Few of Henry's oil paintings survive. 'La Baie du Mirroir, New Caledonia' is the only known painting to represent his experience of seven years incarceration as a political prisoner. He painted it soon after he arrived in Australia in 1879. It was first shown at the Garden Palace when the Sydney International Exhibition was in its final month, in December 1880.
The painting appears to have been used as an exercise in teaching. Its composition reflects the legacy of Henry's Parisian training in mid nineteenth century neo-classical landscape painting. The work does not depict a specific place in New Caledonia but is a more generalised memory of the Pacific island landscape and the Kanak people. Members of a Kanak family gaze to the sea, contemplating their world at sunset - a melancholic metaphor for their imminent colonisation. The depiction of indigenous people was a popular theme for colonial landscapes, offering an exotic flavour for metropolitan viewers.

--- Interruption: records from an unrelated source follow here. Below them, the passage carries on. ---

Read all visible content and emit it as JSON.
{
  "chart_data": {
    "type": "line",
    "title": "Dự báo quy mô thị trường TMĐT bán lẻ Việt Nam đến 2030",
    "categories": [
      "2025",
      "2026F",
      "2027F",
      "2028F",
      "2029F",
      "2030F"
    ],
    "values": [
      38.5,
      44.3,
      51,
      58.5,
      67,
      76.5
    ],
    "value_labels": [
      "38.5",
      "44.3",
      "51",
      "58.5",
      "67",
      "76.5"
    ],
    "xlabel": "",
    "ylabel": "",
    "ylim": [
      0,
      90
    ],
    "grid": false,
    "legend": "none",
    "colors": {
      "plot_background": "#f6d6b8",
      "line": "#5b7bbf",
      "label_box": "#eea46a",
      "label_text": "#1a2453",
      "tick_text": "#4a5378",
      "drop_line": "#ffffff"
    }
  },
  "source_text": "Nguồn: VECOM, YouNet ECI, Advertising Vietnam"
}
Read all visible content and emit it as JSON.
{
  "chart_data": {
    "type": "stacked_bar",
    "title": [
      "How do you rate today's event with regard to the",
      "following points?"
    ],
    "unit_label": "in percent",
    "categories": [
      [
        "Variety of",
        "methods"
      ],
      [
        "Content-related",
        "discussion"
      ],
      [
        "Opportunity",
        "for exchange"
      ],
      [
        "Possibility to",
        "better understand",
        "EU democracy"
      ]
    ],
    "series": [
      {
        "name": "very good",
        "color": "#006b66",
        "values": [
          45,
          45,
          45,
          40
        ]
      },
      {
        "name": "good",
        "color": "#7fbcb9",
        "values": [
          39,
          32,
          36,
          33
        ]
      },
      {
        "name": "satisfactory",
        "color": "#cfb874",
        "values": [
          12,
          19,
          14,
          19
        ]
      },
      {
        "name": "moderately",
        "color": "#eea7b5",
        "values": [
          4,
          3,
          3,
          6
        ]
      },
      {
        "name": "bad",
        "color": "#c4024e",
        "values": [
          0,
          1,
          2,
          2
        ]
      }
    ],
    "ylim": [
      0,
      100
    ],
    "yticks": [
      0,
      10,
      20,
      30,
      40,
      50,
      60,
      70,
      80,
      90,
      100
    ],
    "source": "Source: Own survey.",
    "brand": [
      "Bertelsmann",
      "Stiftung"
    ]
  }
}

In 1911 the museum acquired Lucien Henry's unpublished book illustrations, a series of elegant and fanciful watercolour designs. His time in New Caledonia was crucial to these works, with several illustrations showing references to the South Pacific. The museum also has objects in its collection attributed to Henry, most notably a water bottle elaborately carved from a coconut shell depicting the heads of four Kanak clan leaders, one identifiable as Atai.
Henry was important as an artist and teacher in shaping visual arts ideas in Sydney in the 1880s and 1890s. His utopian vision of an Australasian 'civilisation' in the Pacific was conceived while the federation of the Australian colonies was being planned. His public stand on many issues and his strong desire to see the development of an 'Australian style' coincided with the movement towards federation.
Ann Stephen, 2002
Donor acquired various Henry family effects from Mme Henry's descendents in New South Wales in the 1970s when he purchased several of Lucien Henry's paintings.